A review by jessrock
Down There (La-Bas) by Joris-Karl Huysmans

2.0

This is an awful lot of book for such a very thin storyline. Written and set in the late 1800s, Là-Bas focuses on the writer Durtal, an atheist who admires but finds himself unable to believe in Catholicism. Durtal is writing a book about Gilles de Rais, a friend of Joan of Arc who who later became a Satanist and sodomized and murdered children. Over many dinners and conversations with his friends Des Hermies and Carhaix, Durtal comes to believe that what his book is lacking is something to relate his 15th-century history to the present day - namely, Durtal feels he needs to learn about contemporary Satanism.

Much of the book is taken up with academic discussions about religion and philosophy. Even the presumably scandalizing sections about de Rais's excesses are told with a historian's narration, and they are brief and rare - so while there are some unsettling passages in the book, the overall feeling manages to be tedious. Even the famous description of the Black Mass toward the end of the book is interrupted before it can become too uncomfortable - Durtal flees partway through.

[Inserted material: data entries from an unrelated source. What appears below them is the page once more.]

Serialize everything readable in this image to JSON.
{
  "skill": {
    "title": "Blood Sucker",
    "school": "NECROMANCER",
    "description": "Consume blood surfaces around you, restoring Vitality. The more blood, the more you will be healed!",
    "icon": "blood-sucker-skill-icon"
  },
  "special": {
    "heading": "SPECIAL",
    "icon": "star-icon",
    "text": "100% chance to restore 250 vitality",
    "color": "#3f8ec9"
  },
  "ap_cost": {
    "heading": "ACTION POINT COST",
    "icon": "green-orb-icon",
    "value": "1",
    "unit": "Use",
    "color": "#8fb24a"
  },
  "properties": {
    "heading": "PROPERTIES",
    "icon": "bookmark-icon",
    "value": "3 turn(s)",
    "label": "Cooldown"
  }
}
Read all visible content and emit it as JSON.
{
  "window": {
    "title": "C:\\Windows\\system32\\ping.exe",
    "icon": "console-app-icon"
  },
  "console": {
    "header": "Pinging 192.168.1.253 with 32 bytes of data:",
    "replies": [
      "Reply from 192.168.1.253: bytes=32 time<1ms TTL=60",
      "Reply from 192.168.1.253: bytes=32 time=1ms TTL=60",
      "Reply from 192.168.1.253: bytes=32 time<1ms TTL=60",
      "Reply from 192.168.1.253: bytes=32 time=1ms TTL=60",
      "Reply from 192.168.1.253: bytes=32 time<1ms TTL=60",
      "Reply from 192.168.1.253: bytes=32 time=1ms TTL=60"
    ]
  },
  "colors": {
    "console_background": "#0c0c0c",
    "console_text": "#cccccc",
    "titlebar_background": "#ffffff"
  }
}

Overall, I was surprised at how the book managed to have a mostly Catholic feel to it in spite of being about an atheist researching a Satanist. Even the priest who conducts the Black Mass clearly believes deeply in Catholicism and has only turned to Satanism out of anger that the world has been waiting too long for the Second Coming. It was no surprise, then, to learn that Huysmans himself struggled with his disbelief and returned to Catholicism just a few years after writing Là-Bas.

This is very much a novel of ideas, and many of the ideas are interesting, but it's very long for the slim amount of ground it actually covers. I appreciate what Huysmans was doing in this novel, but it felt like a slog to get through.